A rare version was de-bored (to 52 mm) for a total displacement of 1.5 L (1494 cc/91 in³). There are two of these rare cars in New Zealand.

Type 35A

A less expensive version of the Type 35 appeared in May, 1925. The factory's Type 35A name was ignored by the public, who nicknamed it "Tecla" after a famous maker of imitation jewelry. The Tecla's engine used three plain bearings, smaller valves, and coil ignition like the Type 30. While this decreased maintenance requirements, it also reduced output. 139 of the Type 35As were sold.

Type 35C

The Type 35C featured a Roots supercharger, despite Ettore Bugatti's disdain for forced induction. Output was nearly 128 hp (95 kW) with a single Zenith carburettor. Type 35Cs won the 1928 and 1930 French Grand Prix. Fifty examples left the factory.

Type 35T

For 1926, Bugatti introduced a special model for his new Targa Florio race. Called the Type 35T officially, it soon became known as the Targa Florio.

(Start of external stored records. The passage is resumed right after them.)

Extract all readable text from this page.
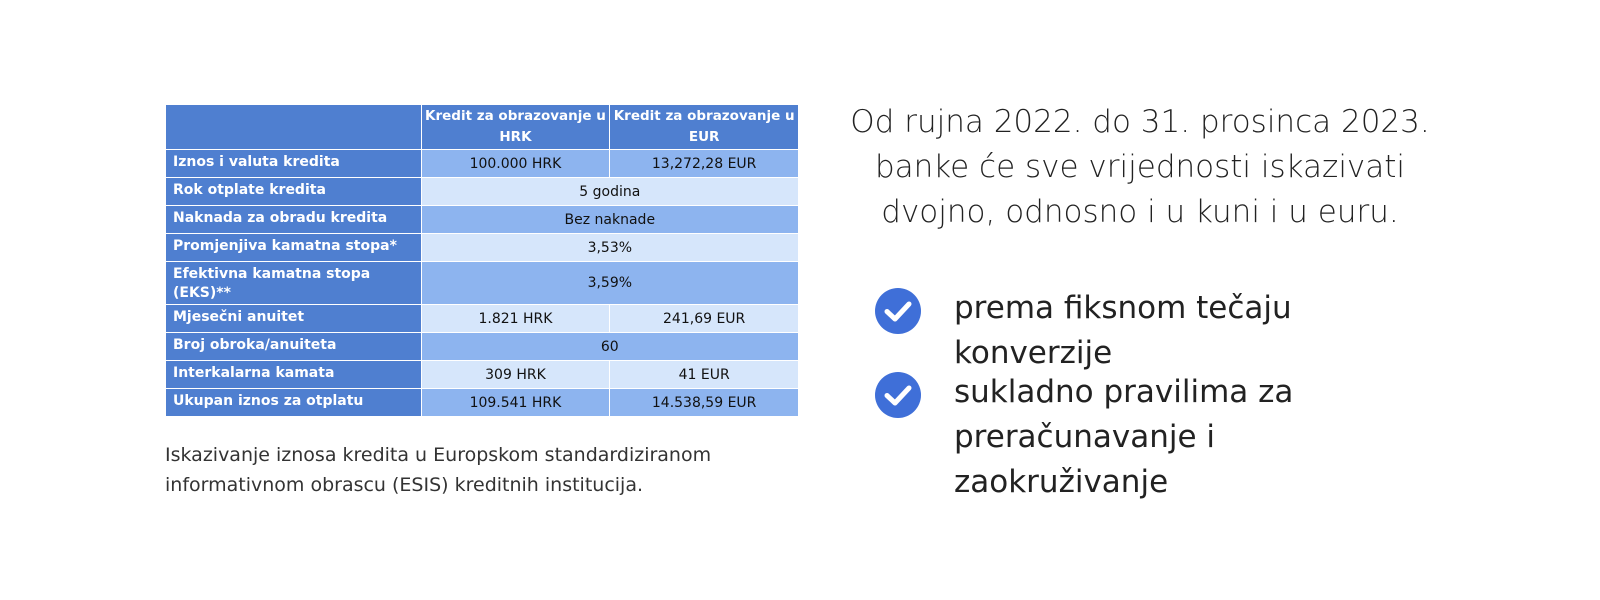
	Kredit za obrazovanje u HRK	Kredit za obrazovanje u EUR
Iznos i valuta kredita	100.000 HRK	13,272,28 EUR
Rok otplate kredita	5 godina	
Naknada za obradu kredita	Bez naknade	
Promjenjiva kamatna stopa*	3,53%	
Efektivna kamatna stopa (EKS)**	3,59%	
Mjesečni anuitet	1.821 HRK	241,69 EUR
Broj obroka/anuiteta	60	
Interkalarna kamata	309 HRK	41 EUR
Ukupan iznos za otplatu	109.541 HRK	14.538,59 EUR
Iskazivanje iznosa kredita u Europskom standardiziranom
informativnom obrascu (ESIS) kreditnih institucija.
Od rujna 2022. do 31. prosinca 2023.
banke će sve vrijednosti iskazivati
dvojno, odnosno i u kuni i u euru.
prema fiksnom tečaju konverzije
sukladno pravilima za
preračunavanje i zaokruživanje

Engine displacement was up to 2.3 L (2262 cc/138 in³) with a longer 100 mm stroke. Grand Prix rule changes limiting capacity to 2.0 L limited the appeal of this model at the time with just thirteen produced.

Type 35B

The final version of the Type 35 series was the Type 35B of 1927. Originally named Type 35TC, it shared the 2.3 L engine of the Type 35T but added a large supercharger like the Type 35C. Output was 138 hp (102 kW), and 45 examples were made. A Type 35B won the 1929 French Grand Prix.